De quoi me faire bien flipper pendant ces quelques jours car elle faisait le voyage comme passagère d’une moto. J’imaginais le pire, me voyais téléphoner à l’Ambassade des Pays-Bas et à la Police si je n’avais pas de message ce mardi matin.
Ouf.
                                                            *
L’accident, c’est qui est arrivé au jeune homme de vingt-neuf ans porté disparu à Rouen, un ami de certaines de mes connaissances. Son corps a été retrouvé lundi après-midi dans la Seine. Reste à savoir comment c’est arrivé.
 

9 mai 2017


C’est sans grand espoir que je me rends ce lundi matin huit mai au vide grenier rouennais du quartier Saint-Eloi qui doit son nom au temple voisin, lequel déballage en est à son deuxième jour. M’attendant à y trouver peu d’installé(e)s, je suis démenti. Et contrairement aux précédents ayant eu lieu dans le centre de la ville, ici la marchandise proposée est présentable et les vendeuses et vendeurs sont du coin et pas obsédés par la nécessité de gagner de l’argent. Des livres sont visibles mais ne m’intéressent pas. Cependant, je finis par céder à l’achat, certains m’ayant été proposés à cinquante centimes par un aimable vendeur.
Une femme est plus contente que moi :
-Je me suis acheté des trucs que je vais pas dire à mon mari. Des livres de cuisine pour moi, simples.
                                                               *
Pendant mon séjour parisien, lecture de Voyage de jeunesse (Lettres européennes) de Félix Mendelssohn (Stock/Musique).
Qu’il est ennuyeux, ce jeune Mendelssohn :
… dans un autre opéra, une jeune fille se déshabille en chantant une chanson dans laquelle elle dit que le lendemain, à la même heure, elle sera mariée, tout cela fait de l’effet, mais je n’ai pas de musique pour de pareilles choses, car cela est vulgaire, et si notre époque veut absolument des effets de ce genre, eh bien, j’écrirai de la musique religieuse. (À son père, le dix-neuf novembre mil huit cent trente et un)
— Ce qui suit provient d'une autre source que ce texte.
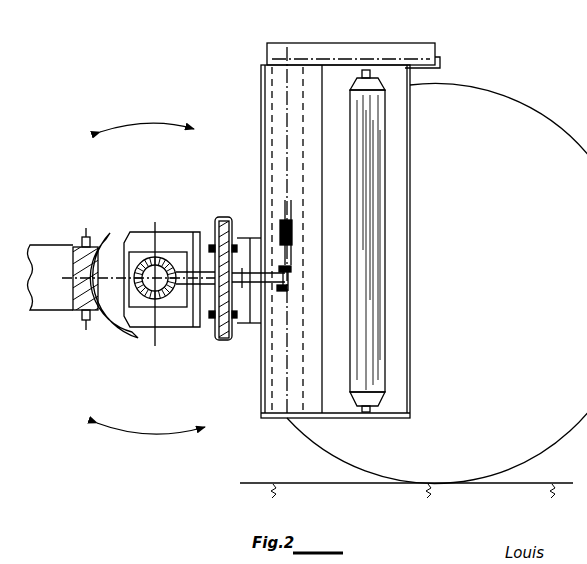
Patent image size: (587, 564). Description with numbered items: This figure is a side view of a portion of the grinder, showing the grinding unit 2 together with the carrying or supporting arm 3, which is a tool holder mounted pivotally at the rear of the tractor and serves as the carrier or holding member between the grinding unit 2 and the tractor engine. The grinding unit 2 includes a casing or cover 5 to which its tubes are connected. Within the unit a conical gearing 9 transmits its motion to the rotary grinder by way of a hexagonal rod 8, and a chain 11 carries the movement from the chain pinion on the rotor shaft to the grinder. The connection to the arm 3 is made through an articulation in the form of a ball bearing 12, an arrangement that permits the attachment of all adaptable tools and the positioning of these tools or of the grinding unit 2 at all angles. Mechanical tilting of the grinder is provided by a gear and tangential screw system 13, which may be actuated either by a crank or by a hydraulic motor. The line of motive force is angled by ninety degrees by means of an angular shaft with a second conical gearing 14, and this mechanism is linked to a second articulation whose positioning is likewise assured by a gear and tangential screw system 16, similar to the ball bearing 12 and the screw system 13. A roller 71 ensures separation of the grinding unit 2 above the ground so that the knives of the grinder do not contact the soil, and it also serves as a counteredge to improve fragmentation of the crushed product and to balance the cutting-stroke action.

The grinding unit 2 is at (492, 52).
The carrying or supporting arm 3 is at (47, 305).
The casing or cover 5 is at (385, 58).
The hexagonal rod 8 is at (285, 216).
The conical gearing 9 is at (284, 284).
The chain 11 is at (303, 58).
The ball bearing 12 is at (241, 312).
The gear and tangential screw system 13 is at (219, 222).
The second conical gearing 14 is at (165, 298).
The gear and tangential screw system 16 is at (115, 322).
The roller 71 is at (373, 272).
                                                               *
Quand même, plus de dix millions de voix pour la fille Le Pen, deux fois plus que le père Le Pen en deux mille deux. Avec des villages où elle fait quatre-vingt-dix pour cent. Si elle avait été élue, qu’est-ce qui aurait changé dans la vie de ces ruraux ? Rien, toujours les mêmes journées, aller faire pisser le chien, regarder des conneries à la télé, s’engueuler avec sa moitié, prendre ses médicaments pour dormir, picoler Chez Janine avec ses semblables, accueilli par un « Quoi de neuf ? » auquel on répond « Que du vieux. ».
                                                              *
Il y a aussi les électeurs F-Haine de la ville. Ils ne s’emmerdent pas moins dans leur logement ou au bistrot du coin, mais ceux-là veulent en découdre. L’un d’eux, entendu sur France Culture avant le vote du deuxième tour et prévoyant la défaite : « Le combat continuera dans la rue, mais pas avec l’étiquette Front National, ce sera avec l’étiquette syndicale ».
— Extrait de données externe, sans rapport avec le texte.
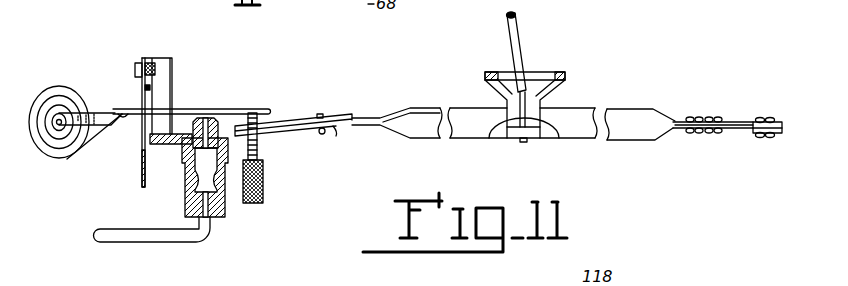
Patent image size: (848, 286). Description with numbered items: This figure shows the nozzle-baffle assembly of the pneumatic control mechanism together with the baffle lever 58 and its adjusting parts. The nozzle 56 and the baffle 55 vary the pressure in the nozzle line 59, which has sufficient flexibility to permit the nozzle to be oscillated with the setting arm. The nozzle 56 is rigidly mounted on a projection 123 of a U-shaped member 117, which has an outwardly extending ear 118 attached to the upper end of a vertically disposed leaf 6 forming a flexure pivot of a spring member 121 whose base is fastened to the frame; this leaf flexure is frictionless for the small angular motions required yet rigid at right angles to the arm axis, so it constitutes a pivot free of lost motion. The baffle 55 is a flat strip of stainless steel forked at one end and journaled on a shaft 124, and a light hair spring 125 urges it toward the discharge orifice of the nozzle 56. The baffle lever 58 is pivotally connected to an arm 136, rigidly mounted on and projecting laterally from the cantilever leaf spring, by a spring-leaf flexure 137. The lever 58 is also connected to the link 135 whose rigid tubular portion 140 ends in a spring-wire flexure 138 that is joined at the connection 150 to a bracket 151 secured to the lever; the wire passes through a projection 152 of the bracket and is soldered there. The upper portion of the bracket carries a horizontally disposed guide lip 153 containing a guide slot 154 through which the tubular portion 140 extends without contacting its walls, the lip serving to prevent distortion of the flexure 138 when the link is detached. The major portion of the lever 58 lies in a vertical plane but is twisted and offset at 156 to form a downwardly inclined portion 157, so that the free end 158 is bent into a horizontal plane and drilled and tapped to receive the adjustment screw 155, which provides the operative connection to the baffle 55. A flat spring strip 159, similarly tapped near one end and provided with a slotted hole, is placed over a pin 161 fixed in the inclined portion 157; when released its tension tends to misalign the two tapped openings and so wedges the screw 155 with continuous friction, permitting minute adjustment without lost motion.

Une raison supplémentaire de ne pas me mêler aux manifestations plus ou moins violentes qui ne manqueront d’avoir lieu dans les prochaines semaines ou les prochains mois.
 

8 mai 2017


Il pleut comme en novembre ce dimanche matin à Paris. Vers dix heures, je me décide à affronter cette flotte pour voir ce qu’il en est du vide grenier situé tout près, rue Ordener.
C’est un triste spectacle, marchandise de pauvres sur trottoir mouillé. Les plus organisés ont établi un plastique de récupération au-dessus de ce qu’ils vendent et d’eux-mêmes. C’est le cas du seul à proposer des livres, notamment sous forme d’épreuves envoyées aux journalistes avant parution (Où a-t-il eu ça ? Mystère).
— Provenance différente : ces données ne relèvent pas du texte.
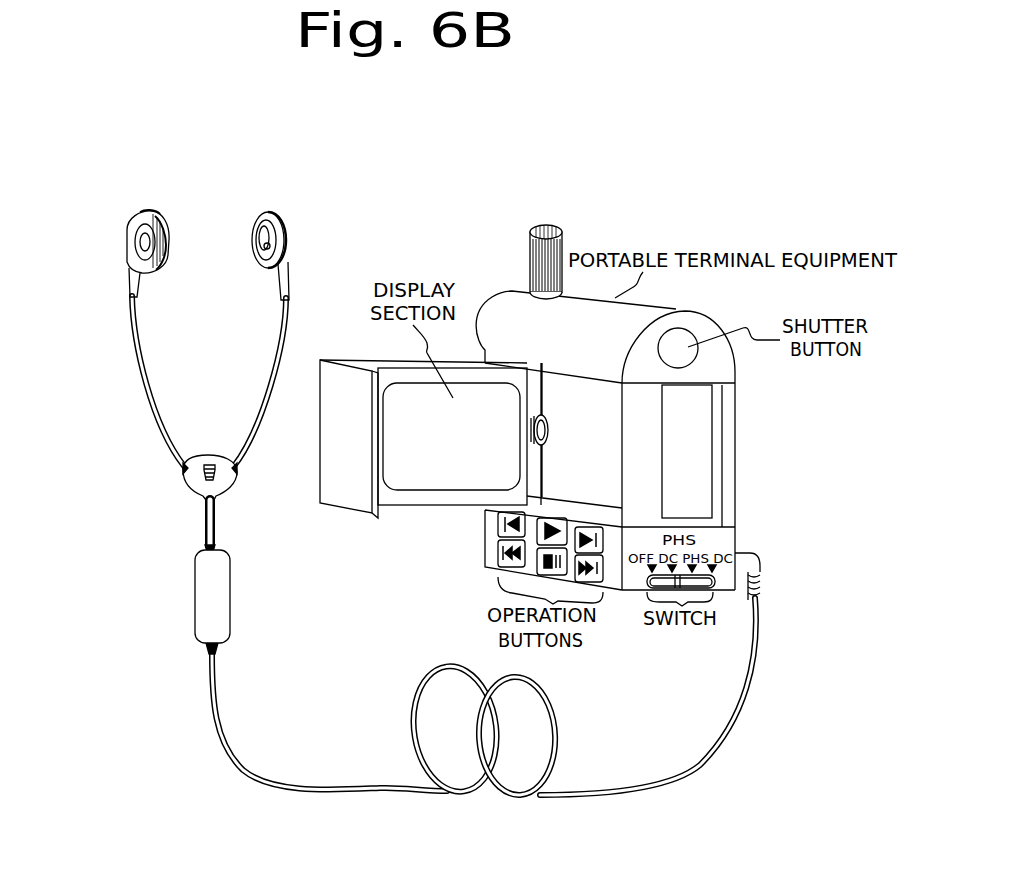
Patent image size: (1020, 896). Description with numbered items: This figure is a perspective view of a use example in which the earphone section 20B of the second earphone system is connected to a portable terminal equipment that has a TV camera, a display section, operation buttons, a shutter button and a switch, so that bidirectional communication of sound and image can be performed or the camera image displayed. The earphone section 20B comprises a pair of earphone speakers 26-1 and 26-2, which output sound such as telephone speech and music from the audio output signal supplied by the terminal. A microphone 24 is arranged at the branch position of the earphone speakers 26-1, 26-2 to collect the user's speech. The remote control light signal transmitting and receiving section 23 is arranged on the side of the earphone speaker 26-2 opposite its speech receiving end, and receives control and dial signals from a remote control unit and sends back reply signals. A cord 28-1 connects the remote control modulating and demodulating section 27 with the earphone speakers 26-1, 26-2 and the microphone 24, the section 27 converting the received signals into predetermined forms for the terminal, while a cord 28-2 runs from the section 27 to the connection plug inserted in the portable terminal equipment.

The remote control light signal transmitting and receiving section 23 is at (143, 213).
The earphone speaker 26-1 is at (280, 222).
The earphone speaker 26-2 is at (165, 255).
The microphone 24 is at (217, 474).
The earphone section 20B is at (221, 403).
The cord 28-1 is at (214, 537).
The remote control modulating and demodulating section 27 is at (203, 592).
The cord 28-2 is at (733, 719).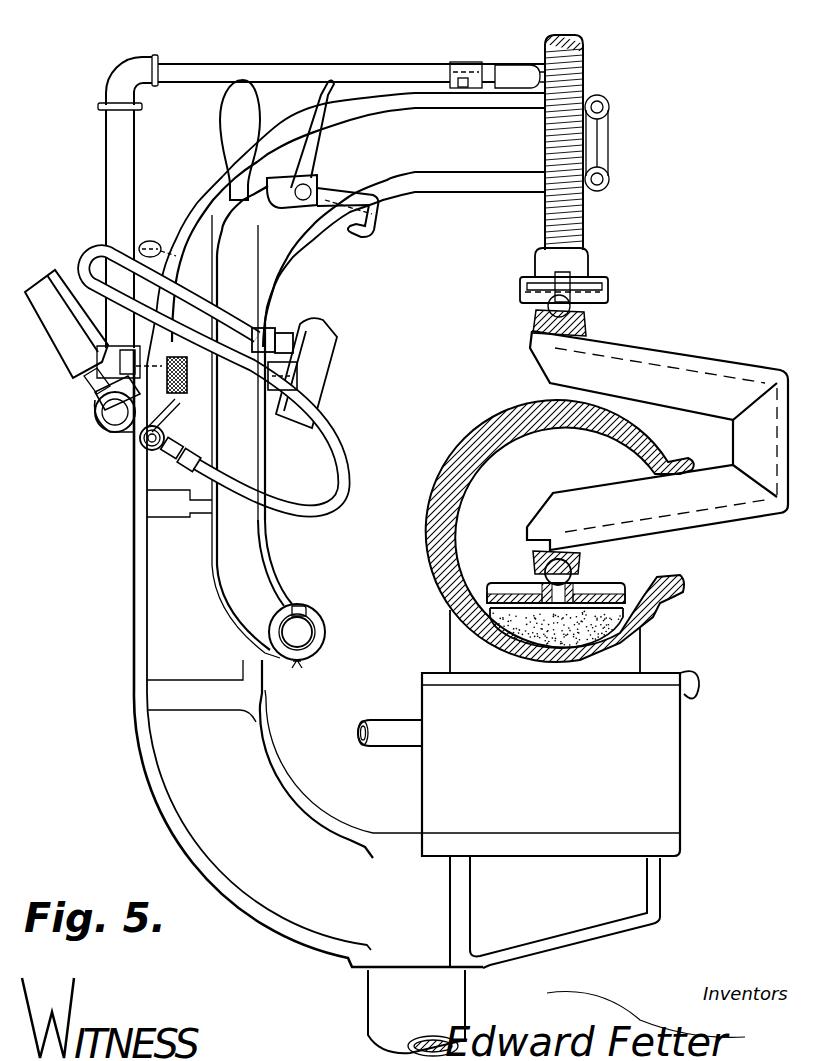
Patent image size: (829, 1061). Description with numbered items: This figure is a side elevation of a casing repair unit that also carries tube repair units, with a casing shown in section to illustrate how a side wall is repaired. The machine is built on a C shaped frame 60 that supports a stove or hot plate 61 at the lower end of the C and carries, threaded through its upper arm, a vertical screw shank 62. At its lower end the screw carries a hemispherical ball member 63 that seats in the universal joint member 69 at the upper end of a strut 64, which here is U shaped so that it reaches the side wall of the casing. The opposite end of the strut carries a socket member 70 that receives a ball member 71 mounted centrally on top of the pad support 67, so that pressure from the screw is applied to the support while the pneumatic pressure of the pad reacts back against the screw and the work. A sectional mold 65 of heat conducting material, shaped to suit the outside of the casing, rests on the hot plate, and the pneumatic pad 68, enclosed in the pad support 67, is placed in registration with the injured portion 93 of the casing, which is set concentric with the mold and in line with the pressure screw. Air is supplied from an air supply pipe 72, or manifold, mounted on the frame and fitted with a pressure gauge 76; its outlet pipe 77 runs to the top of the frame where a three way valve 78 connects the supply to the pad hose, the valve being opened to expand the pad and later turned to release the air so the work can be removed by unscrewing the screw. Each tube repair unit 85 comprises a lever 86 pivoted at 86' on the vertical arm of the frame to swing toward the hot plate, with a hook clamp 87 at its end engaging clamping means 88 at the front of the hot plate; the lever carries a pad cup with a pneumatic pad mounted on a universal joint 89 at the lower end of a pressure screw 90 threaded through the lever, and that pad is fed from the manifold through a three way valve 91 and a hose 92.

Celui qui, faute de mieux, m’intéresse est un vrai livre : L’affaire Richard Millet (Critique de la bien-pensance) de Muriel de Rengervé (Editions Léo Scheer). Elle y raconte comment Richard Millet a dû démissionner du comité éditorial de Gallimard suite à la parution de son Eloge littéraire d’Anders Breivik aux Editions Pierre-Guillaume de Roux, cette éviction étant à l’initiative de Le Clézio, Bernard-Henri Lévy et Annie Ernaux, écrivains censurant un autre écrivain. L’exemplaire bénéficie d’un envoi de son auteure : « Pour vous, cher Ariel Wizman, en hommage à votre liberté ! ». Contre un euro, je le mets dans mon sac.
Après un dernier passage au Dionis, je fais un mauvais choix en déjeunant au Village, rue Duhesme, d’un filet de daurade sauce basilic à douze euros. L’endroit est quasiment désert. Je m’y emmerde autant que dans un vrai village. « On fait aller », répond la vieille venue boire un petit verre au comptoir, quand le patron lui demande comment ça va.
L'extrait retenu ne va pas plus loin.